WSL2, keychain, /etc/hosts and you

There unfortunately are still a few stumbling blocks toward getting a properly, fully-working virt-manager setup running under WSL2 on Windows 11.

apt install virt-manager just works, of course–but getting WSL2 to properly handle hostnames and SSH key passphrases takes a bit of tweaking.

First up, install a couple of additional packages:

apt install keychain ssh-askpass

The keychain package allows WSL2 to cache the passphrases for your SSH keys, and ssh-askpass allows virt-manager to bump requests up to you when necessary.

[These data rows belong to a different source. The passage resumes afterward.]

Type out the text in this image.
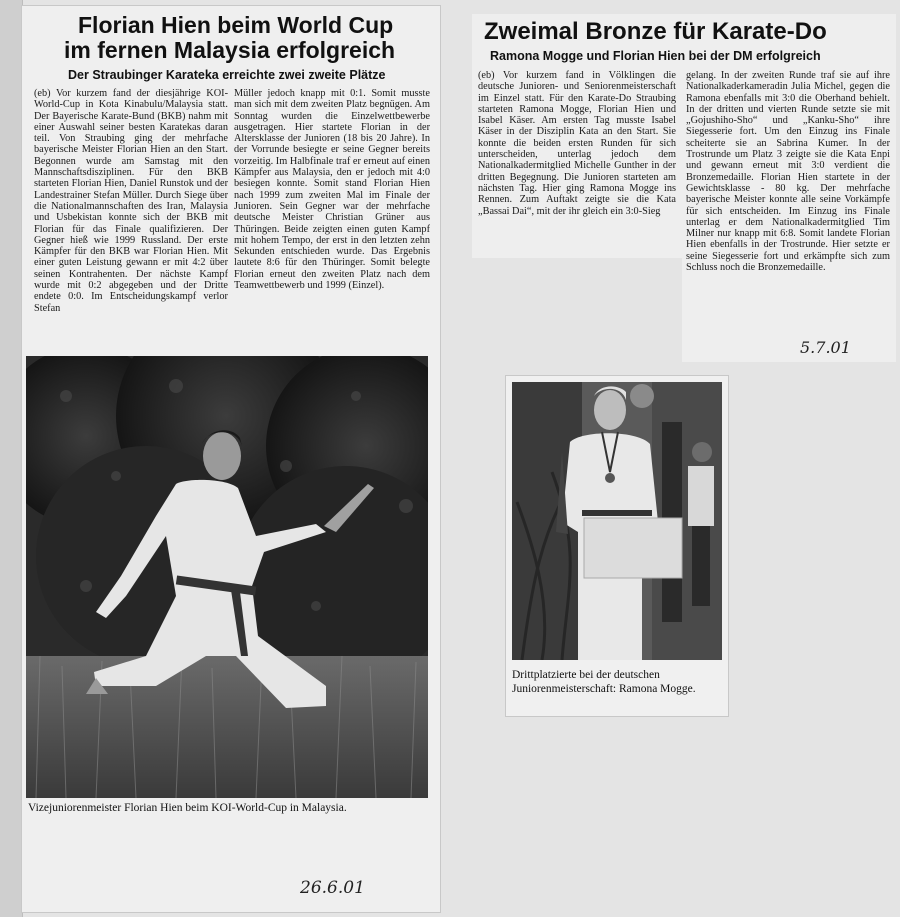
Florian Hien beim World Cup
im fernen Malaysia erfolgreich

Der Straubinger Karateka erreichte zwei zweite Plätze

(eb) Vor kurzem fand der diesjährige KOI-World-Cup in Kota Kinabulu/Malaysia statt. Der Bayerische Karate-Bund (BKB) nahm mit einer Auswahl seiner besten Karatekas daran teil. Von Straubing ging der mehrfache bayerische Meister Florian Hien an den Start. Begonnen wurde am Samstag mit den Mannschaftsdisziplinen. Für den BKB starteten Florian Hien, Daniel Runstok und der Landestrainer Stefan Müller. Durch Siege über die Nationalmannschaften des Iran, Malaysia und Usbekistan konnte sich der BKB mit Florian für das Finale qualifizieren. Der Gegner hieß wie 1999 Russland. Der erste Kämpfer für den BKB war Florian Hien. Mit einer guten Leistung gewann er mit 4:2 über seinen Kontrahenten. Der nächste Kampf wurde mit 0:2 abgegeben und der Dritte endete 0:0. Im Entscheidungskampf verlor Stefan

Müller jedoch knapp mit 0:1. Somit musste man sich mit dem zweiten Platz begnügen. Am Sonntag wurden die Einzelwettbewerbe ausgetragen. Hier startete Florian in der Altersklasse der Junioren (18 bis 20 Jahre). In der Vorrunde besiegte er seine Gegner bereits vorzeitig. Im Halbfinale traf er erneut auf einen Kämpfer aus Malaysia, den er jedoch mit 4:0 besiegen konnte. Somit stand Florian Hien nach 1999 zum zweiten Mal im Finale der Junioren. Sein Gegner war der mehrfache deutsche Meister Christian Grüner aus Thüringen. Beide zeigten einen guten Kampf mit hohem Tempo, der erst in den letzten zehn Sekunden entschieden wurde. Das Ergebnis lautete 8:6 für den Thüringer. Somit belegte Florian erneut den zweiten Platz nach dem Teamwettbewerb und 1999 (Einzel).

Vizejuniorenmeister Florian Hien beim KOI-World-Cup in Malaysia.

26.6.01
Zweimal Bronze für Karate-Do

Ramona Mogge und Florian Hien bei der DM erfolgreich

(eb) Vor kurzem fand in Völklingen die deutsche Junioren- und Seniorenmeisterschaft im Einzel statt. Für den Karate-Do Straubing starteten Ramona Mogge, Florian Hien und Isabel Käser. Am ersten Tag musste Isabel Käser in der Disziplin Kata an den Start. Sie konnte die beiden ersten Runden für sich unterscheiden, unterlag jedoch dem Nationalkadermitglied Michelle Gunther in der dritten Begegnung. Die Junioren starteten am nächsten Tag. Hier ging Ramona Mogge ins Rennen. Zum Auftakt zeigte sie die Kata „Bassai Dai“, mit der ihr gleich ein 3:0-Sieg

gelang. In der zweiten Runde traf sie auf ihre Nationalkaderkameradin Julia Michel, gegen die Ramona ebenfalls mit 3:0 die Oberhand behielt. In der dritten und vierten Runde setzte sie mit „Gojushiho-Sho“ und „Kanku-Sho“ ihre Siegesserie fort. Um den Einzug ins Finale scheiterte sie an Sabrina Kumer. In der Trostrunde um Platz 3 zeigte sie die Kata Enpi und gewann erneut mit 3:0 verdient die Bronzemedaille. Florian Hien startete in der Gewichtsklasse - 80 kg. Der mehrfache bayerische Meister konnte alle seine Vorkämpfe für sich entscheiden. Im Einzug ins Finale unterlag er dem Nationalkadermitglied Tim Milner nur knapp mit 6:8. Somit landete Florian Hien ebenfalls in der Trostrunde. Hier setzte er seine Siegesserie fort und erkämpfte sich zum Schluss noch die Bronzemedaille.

5.7.01

Drittplatzierte bei der deutschen Juniorenmeisterschaft: Ramona Mogge.
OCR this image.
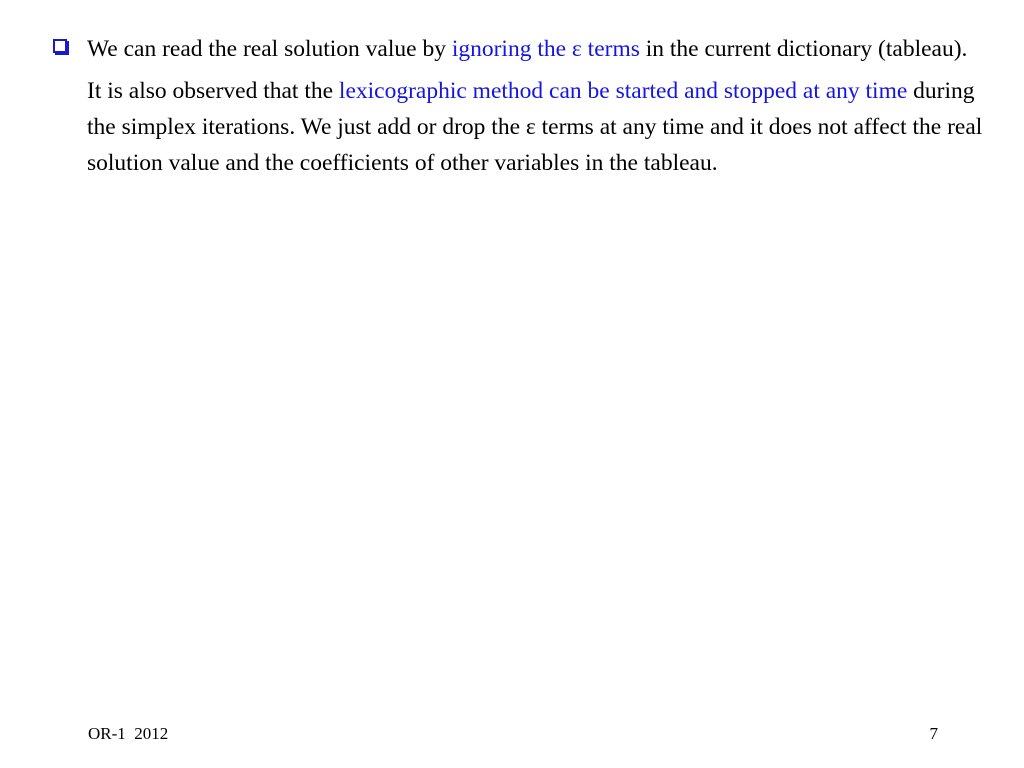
We can read the real solution value by ignoring the ε terms in the current dictionary (tableau).

It is also observed that the lexicographic method can be started and stopped at any time during the simplex iterations. We just add or drop the ε terms at any time and it does not affect the real solution value and the coefficients of other variables in the tableau.

OR-1  2012	7
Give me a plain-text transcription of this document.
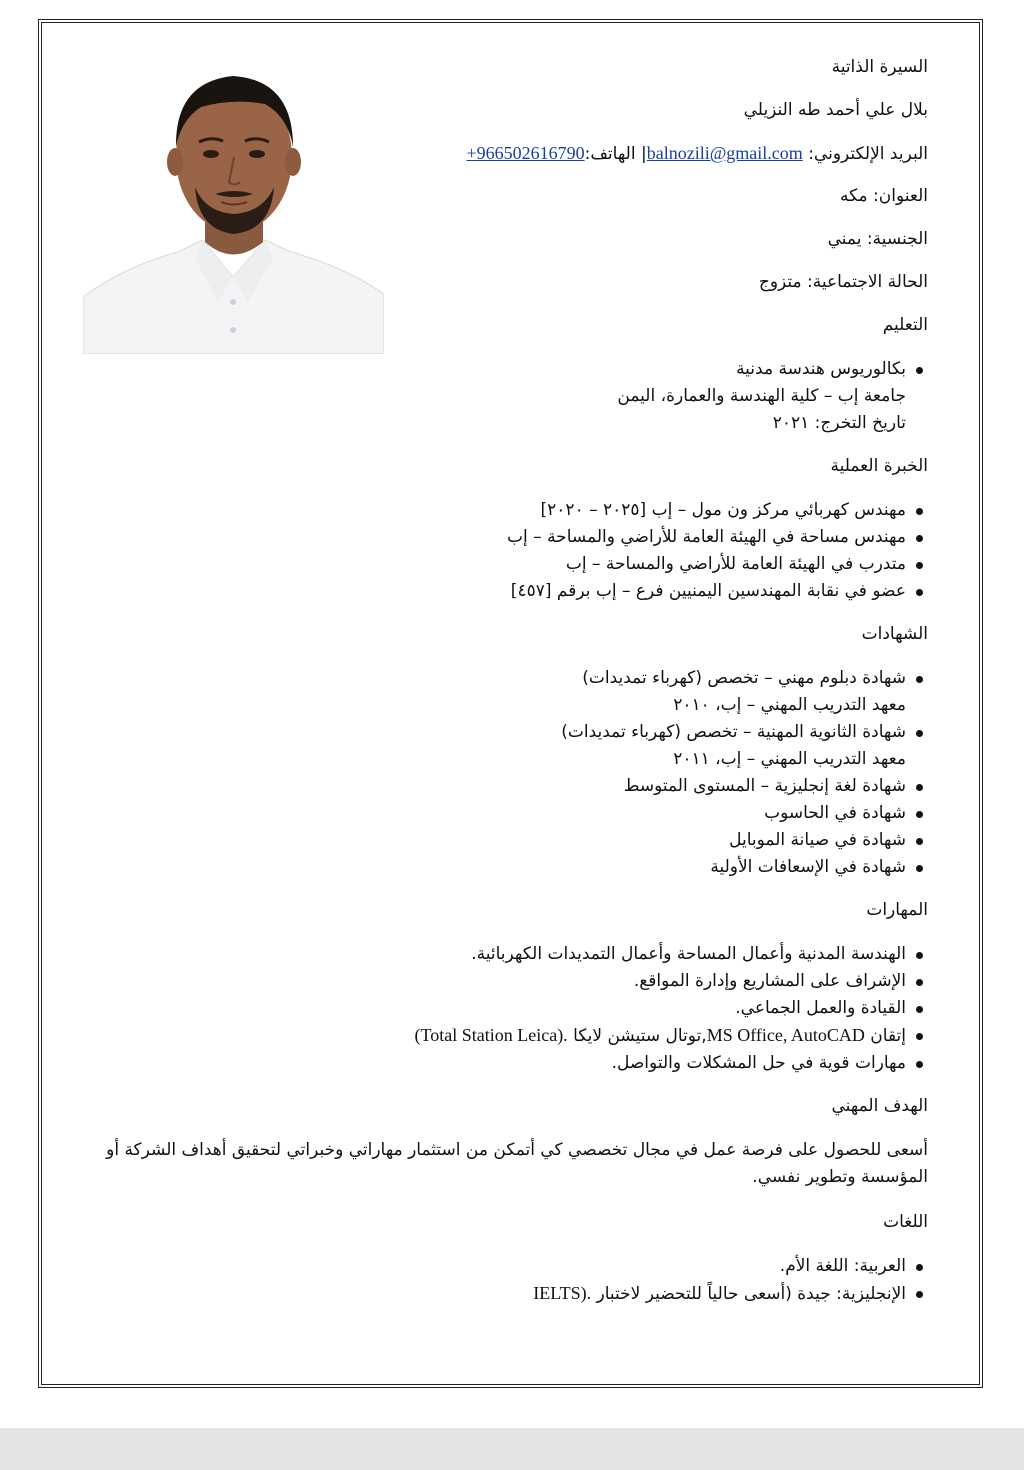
السيرة الذاتية

بلال علي أحمد طه النزيلي

البريد الإلكتروني: balnozili@gmail.com| الهاتف:+966502616790

العنوان: مكه

الجنسية: يمني

الحالة الاجتماعية: متزوج

التعليم

بكالوريوس هندسة مدنية
جامعة إب – كلية الهندسة والعمارة، اليمن
تاريخ التخرج: ٢٠٢١

الخبرة العملية

مهندس كهربائي مركز ون مول – إب [٢٠٢٥ – ٢٠٢٠]
مهندس مساحة في الهيئة العامة للأراضي والمساحة – إب
متدرب في الهيئة العامة للأراضي والمساحة – إب
عضو في نقابة المهندسين اليمنيين فرع – إب برقم [٤٥٧]

الشهادات

شهادة دبلوم مهني – تخصص (كهرباء تمديدات)
معهد التدريب المهني – إب، ٢٠١٠
شهادة الثانوية المهنية – تخصص (كهرباء تمديدات)
معهد التدريب المهني – إب، ٢٠١١
شهادة لغة إنجليزية – المستوى المتوسط
شهادة في الحاسوب
شهادة في صيانة الموبايل
شهادة في الإسعافات الأولية

المهارات

الهندسة المدنية وأعمال المساحة وأعمال التمديدات الكهربائية.
الإشراف على المشاريع وإدارة المواقع.
القيادة والعمل الجماعي.
إتقان MS Office, AutoCAD,توتال ستيشن لايكا (Total Station Leica).
مهارات قوية في حل المشكلات والتواصل.

الهدف المهني

أسعى للحصول على فرصة عمل في مجال تخصصي كي أتمكن من استثمار مهاراتي وخبراتي لتحقيق أهداف الشركة أو المؤسسة وتطوير نفسي.

اللغات

العربية: اللغة الأم.
الإنجليزية: جيدة (أسعى حالياً للتحضير لاختبار IELTS).
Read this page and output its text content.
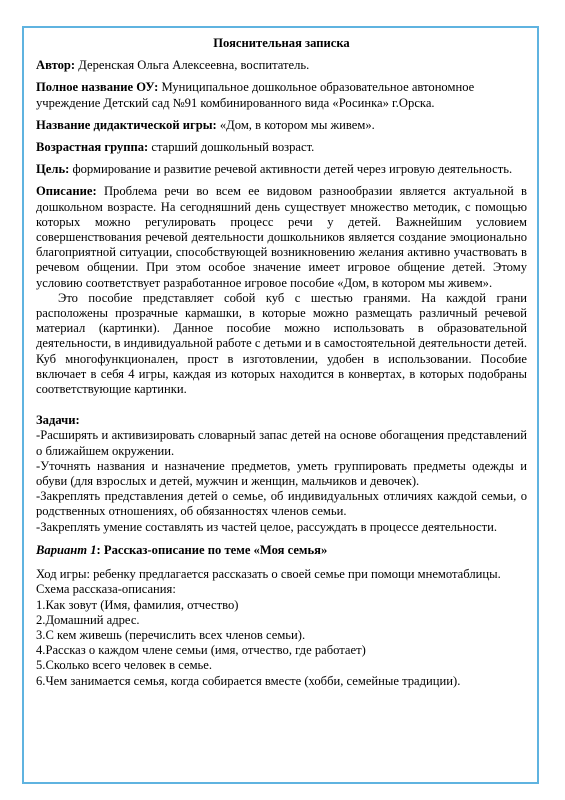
Пояснительная записка

Автор: Деренская Ольга Алексеевна, воспитатель.

Полное название ОУ: Муниципальное дошкольное образовательное автономное учреждение Детский сад №91 комбинированного вида «Росинка» г.Орска.

Название дидактической игры: «Дом, в котором мы живем».

Возрастная группа: старший дошкольный возраст.

Цель: формирование и развитие речевой активности детей через игровую деятельность.

Описание: Проблема речи во всем ее видовом разнообразии является актуальной в дошкольном возрасте. На сегодняшний день существует множество методик, с помощью которых можно регулировать процесс речи у детей. Важнейшим условием совершенствования речевой деятельности дошкольников является создание эмоционально благоприятной ситуации, способствующей возникновению желания активно участвовать в речевом общении. При этом особое значение имеет игровое общение детей. Этому условию соответствует разработанное игровое пособие «Дом, в котором мы живем».

Это пособие представляет собой куб с шестью гранями. На каждой грани расположены прозрачные кармашки, в которые можно размещать различный речевой материал (картинки). Данное пособие можно использовать в образовательной деятельности, в индивидуальной работе с детьми и в самостоятельной деятельности детей. Куб многофункционален, прост в изготовлении, удобен в использовании. Пособие включает в себя 4 игры, каждая из которых находится в конвертах, в которых подобраны соответствующие картинки.

Задачи:
-Расширять и активизировать словарный запас детей на основе обогащения представлений о ближайшем окружении.
-Уточнять названия и назначение предметов, уметь группировать предметы одежды и обуви (для взрослых и детей, мужчин и женщин, мальчиков и девочек).
-Закреплять представления детей о семье, об индивидуальных отличиях каждой семьи, о родственных отношениях, об обязанностях членов семьи.
-Закреплять умение составлять из частей целое, рассуждать в процессе деятельности.
Вариант 1: Рассказ-описание по теме «Моя семья»
Ход игры: ребенку предлагается рассказать о своей семье при помощи мнемотаблицы.
Схема рассказа-описания:
1.Как зовут (Имя, фамилия, отчество)
2.Домашний адрес.
3.С кем живешь (перечислить всех членов семьи).
4.Рассказ о каждом члене семьи (имя, отчество, где работает)
5.Сколько всего человек в семье.
6.Чем занимается семья, когда собирается вместе (хобби, семейные традиции).
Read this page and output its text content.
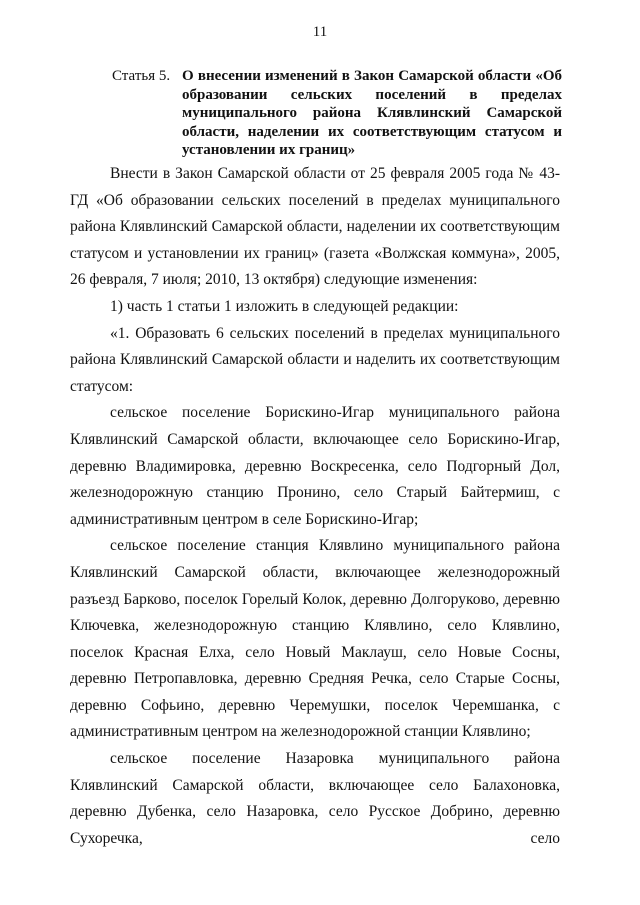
11
Статья 5. О внесении изменений в Закон Самарской области «Об образовании сельских поселений в пределах муниципального района Клявлинский Самарской области, наделении их соответствующим статусом и установлении их границ»

Внести в Закон Самарской области от 25 февраля 2005 года № 43-ГД «Об образовании сельских поселений в пределах муниципального района Клявлинский Самарской области, наделении их соответствующим статусом и установлении их границ» (газета «Волжская коммуна», 2005, 26 февраля, 7 июля; 2010, 13 октября) следующие изменения:

1) часть 1 статьи 1 изложить в следующей редакции:

«1. Образовать 6 сельских поселений в пределах муниципального района Клявлинский Самарской области и наделить их соответствующим статусом:

сельское поселение Борискино-Игар муниципального района Клявлинский Самарской области, включающее село Борискино-Игар, деревню Владимировка, деревню Воскресенка, село Подгорный Дол, железнодорожную станцию Пронино, село Старый Байтермиш, с административным центром в селе Борискино-Игар;

сельское поселение станция Клявлино муниципального района Клявлинский Самарской области, включающее железнодорожный разъезд Барково, поселок Горелый Колок, деревню Долгоруково, деревню Ключевка, железнодорожную станцию Клявлино, село Клявлино, поселок Красная Елха, село Новый Маклауш, село Новые Сосны, деревню Петропавловка, деревню Средняя Речка, село Старые Сосны, деревню Софьино, деревню Черемушки, поселок Черемшанка, с административным центром на железнодорожной станции Клявлино;

сельское поселение Назаровка муниципального района Клявлинский Самарской области, включающее село Балахоновка, деревню Дубенка, село Назаровка, село Русское Добрино, деревню Сухоречка, село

If you haven’t already done so, first generate yourself an SSH key and give it a passphrase:

me@my-win11:~# ssh-keygen
Generating public/private rsa key pair.
Enter file in which to save the key (~/.ssh/id_rsa):
Enter passphrase (empty for no passphrase):
Enter same passphrase again:
Your identification has been saved in ~/.ssh/id_rsa
Your public key has been saved in ~/.ssh/

You will also need to configure keychain itself, by adding the following to the end of your .bashrc:

# For Loading the SSH key
/usr/bin/keychain -q --nogui $HOME/.ssh/id_rsa
source $HOME/.keychain/$HOSTNAME-sh

Now, you’ll enter in your SSH key passphrase each time you open a WSL2 terminal, and it will remember it for SSH sessions opened via that terminal (or via apps opened from that terminal, eg if you type in virt-manager).

If you like to set hostnames in /etc/hosts to make your virt-manager connections look more reasonable, there’s one more step necessary. By default, for some reason WSL2 clobbers /etc/hosts each time it’s started.

You can defang this by creating /etc/wsl.conf and inserting this stanza:

generateHosts = false

Presto, you can now have a nice, secure, and well-working virt-manager under your Windows 11 WSL2 instance!

screenshot of virt-manager under WSLg
I also edited this screenshot with Ubuntu GiMP installed under WSL2 with apt install gimp. Because of course I did.

One final caveat: I do not recommend trying to create a shortcut in Windows to open virt-manager directly.

You can do that… but if you do, you’re liable to break things badly enough to require a Windows reboot. Windows 11 really doesn’t like launching WSL2 apps directly from a batch file, rather than from within a fully-launched WSL2 terminal!